New Delhi: The Supreme Court on Monday banned banks, nursing homes and other commercial offices in residential sectors of Noida with immediate effect but allowed doctors, lawyers, architects and other professionals to use a maximum of 30% of ground floor area as clinics or offices.

"The 21 banks and nursing homes which are operating in Sector 19 or any other residential sector shall close their activity forthwith, stop misuse and put the premises to residential use alone, within two months from today," a bench of Justices Swatanter Kumar and Ranjana P Desai said while dismissing a bunch of petitions filed by banks and owners of nursing homes operating from residential areas.

Failure to comply with the direction would invite sealing of the offending banks, nursing homes and commercial establishments operating from residential areas in breach of Noida Master Plan2001, the bench warned.

Apart from Noida administration, it cast an equal responsibility on plot owners to ensure that banks, nursing homes and other offices shut shop immediately and shift to "commercial,commercial pockets in industrial/institutional area and specified pockets for commercial use within the residential sector, earmarked for the activity in the development plan, regulation and provisions of the law".

The development authority must consider the request for allotment of alternative space to banks and persons carrying on other commercial activity with priority and expeditiousness, said Justice Kumar, who authored the judgment for the bench.

The apex court faulted the development authority (Noida) for allowing mixed use in residential areas in callous breach of the Master Plan and regulations. "Establishment of banks and nursing homes in residential sectors meant for residential use alone is unequivocal violation of the statutory provisions of the Master Plan," it said.

It criticized the development authority for being blind for a long time towards the blatant misuse of residential premises by land allottees, who had rented out their houses to banks and business set-ups. In fact, the conditional permission had been granted to such banks and commercial set-ups by certain officers of the development authority, the court noted.

"The officers of the development authority should refrain from carving out exceptions to the implementation of the Master Plan and regulations in force, that too without the authority of law," the court said.

Taking note of large nursing homes and banks operating from residential areas, the bench said, "Running of hospitals or even a medical clinic of this dimension cannot be permitted in a residential area. It would be different if a doctor uses permissible part of the premises for clinical purposes, that is, to meet or examine his patients in any portion.

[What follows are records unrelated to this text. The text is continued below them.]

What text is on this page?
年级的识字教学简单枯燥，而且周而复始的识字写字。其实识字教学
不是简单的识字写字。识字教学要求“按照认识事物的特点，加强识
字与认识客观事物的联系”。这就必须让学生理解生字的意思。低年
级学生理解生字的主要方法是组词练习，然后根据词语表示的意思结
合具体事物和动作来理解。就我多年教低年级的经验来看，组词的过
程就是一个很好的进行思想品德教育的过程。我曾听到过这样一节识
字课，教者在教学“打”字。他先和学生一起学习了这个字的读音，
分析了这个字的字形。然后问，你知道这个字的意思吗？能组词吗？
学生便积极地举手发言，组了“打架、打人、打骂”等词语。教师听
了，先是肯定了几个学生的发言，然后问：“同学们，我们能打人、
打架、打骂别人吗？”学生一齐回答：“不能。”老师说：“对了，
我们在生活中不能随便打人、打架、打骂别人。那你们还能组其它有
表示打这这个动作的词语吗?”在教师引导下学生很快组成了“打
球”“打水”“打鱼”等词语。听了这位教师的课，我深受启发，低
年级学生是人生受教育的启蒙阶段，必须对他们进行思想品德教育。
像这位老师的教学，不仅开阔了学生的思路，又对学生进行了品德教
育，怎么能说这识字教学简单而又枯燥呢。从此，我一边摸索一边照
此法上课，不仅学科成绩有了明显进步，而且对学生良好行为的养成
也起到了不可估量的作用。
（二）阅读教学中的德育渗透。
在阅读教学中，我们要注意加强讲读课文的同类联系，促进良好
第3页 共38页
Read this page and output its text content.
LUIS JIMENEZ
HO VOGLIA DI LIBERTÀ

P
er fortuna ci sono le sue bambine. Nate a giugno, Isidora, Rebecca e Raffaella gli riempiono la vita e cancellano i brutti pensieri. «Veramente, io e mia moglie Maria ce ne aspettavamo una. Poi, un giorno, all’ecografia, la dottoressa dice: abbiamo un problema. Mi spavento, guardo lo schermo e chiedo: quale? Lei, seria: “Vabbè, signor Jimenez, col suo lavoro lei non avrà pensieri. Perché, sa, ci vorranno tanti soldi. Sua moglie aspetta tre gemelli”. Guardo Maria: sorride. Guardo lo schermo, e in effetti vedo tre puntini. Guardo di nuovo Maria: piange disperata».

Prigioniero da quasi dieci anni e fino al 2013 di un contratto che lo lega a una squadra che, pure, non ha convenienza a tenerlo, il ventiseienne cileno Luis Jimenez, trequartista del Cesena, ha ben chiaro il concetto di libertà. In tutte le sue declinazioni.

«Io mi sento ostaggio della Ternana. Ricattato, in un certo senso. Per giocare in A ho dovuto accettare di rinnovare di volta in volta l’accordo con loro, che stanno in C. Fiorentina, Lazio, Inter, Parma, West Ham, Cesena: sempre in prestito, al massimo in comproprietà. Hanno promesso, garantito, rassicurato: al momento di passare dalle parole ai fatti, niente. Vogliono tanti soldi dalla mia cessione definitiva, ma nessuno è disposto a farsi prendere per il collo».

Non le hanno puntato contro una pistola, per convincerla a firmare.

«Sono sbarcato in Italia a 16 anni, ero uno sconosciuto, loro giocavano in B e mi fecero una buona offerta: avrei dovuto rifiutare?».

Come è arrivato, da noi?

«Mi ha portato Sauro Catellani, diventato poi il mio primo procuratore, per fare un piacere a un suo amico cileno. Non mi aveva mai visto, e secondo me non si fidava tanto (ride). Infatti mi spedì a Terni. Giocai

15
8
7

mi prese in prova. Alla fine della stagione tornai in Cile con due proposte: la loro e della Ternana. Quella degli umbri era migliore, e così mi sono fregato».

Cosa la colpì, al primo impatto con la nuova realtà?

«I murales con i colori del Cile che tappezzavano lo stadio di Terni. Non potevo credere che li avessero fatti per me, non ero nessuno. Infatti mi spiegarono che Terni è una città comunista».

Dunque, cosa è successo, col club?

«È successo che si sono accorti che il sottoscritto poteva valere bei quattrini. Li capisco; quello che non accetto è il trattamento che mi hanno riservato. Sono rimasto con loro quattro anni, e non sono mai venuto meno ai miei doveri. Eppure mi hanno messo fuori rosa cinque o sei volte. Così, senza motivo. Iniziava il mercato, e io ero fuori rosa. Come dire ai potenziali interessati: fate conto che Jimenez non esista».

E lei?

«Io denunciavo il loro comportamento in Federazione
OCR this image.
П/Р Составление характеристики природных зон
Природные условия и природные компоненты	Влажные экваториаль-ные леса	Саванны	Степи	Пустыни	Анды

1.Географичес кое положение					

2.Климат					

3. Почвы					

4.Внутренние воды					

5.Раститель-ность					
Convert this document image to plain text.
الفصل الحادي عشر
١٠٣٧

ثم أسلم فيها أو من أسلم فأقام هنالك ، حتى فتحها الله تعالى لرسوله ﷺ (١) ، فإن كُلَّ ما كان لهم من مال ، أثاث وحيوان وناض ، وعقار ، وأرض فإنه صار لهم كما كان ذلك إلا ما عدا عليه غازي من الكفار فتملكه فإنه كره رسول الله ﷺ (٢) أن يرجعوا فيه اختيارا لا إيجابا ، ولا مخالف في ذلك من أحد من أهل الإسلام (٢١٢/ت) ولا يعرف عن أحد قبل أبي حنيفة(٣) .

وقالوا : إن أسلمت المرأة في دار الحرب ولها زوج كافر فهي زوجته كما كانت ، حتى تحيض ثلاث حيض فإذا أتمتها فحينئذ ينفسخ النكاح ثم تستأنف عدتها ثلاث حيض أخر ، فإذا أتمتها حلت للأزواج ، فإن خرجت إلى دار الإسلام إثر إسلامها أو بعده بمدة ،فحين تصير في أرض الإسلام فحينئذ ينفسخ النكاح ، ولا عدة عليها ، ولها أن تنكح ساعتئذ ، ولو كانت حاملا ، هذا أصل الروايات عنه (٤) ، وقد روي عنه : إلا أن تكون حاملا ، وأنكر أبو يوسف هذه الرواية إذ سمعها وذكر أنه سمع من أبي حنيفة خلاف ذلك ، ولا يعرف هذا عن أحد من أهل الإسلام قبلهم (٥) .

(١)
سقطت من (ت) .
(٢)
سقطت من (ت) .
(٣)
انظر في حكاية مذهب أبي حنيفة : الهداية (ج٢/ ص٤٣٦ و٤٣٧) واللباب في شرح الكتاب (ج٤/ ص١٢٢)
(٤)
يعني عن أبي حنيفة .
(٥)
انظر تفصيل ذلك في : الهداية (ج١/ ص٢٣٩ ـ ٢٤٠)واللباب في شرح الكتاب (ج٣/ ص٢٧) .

"For surgery or specific treatments, such patients would have been addressed to proper nursing homes or regular hospitals. Therefore, the doctors cannot carry on, in the garb of a medical clinic, regular medical and surgical activity on a commercial scale."

The bench upheld the late action taken by the development authority to proceed against such violators of Master Plan. But it frowned upon the pick and choose policy adopted by the authority in proceeding against violators. "The action of the development authority should be free of arbitrariness and must be applied uniformly," the court said.

"The Master Plan and the Zonal Plan specify the user as residential and therefore these plots cannot be used for any other purpose. The plans have a binding effect in law. If the scheme/Master Plan is being nullified by arbitrary acts and in excess and derogation of the powers of the development authority under the law, the court will intervene and will direct such authority to take appropriate action and whenever necessary even quash the orders of the public authorities," it added.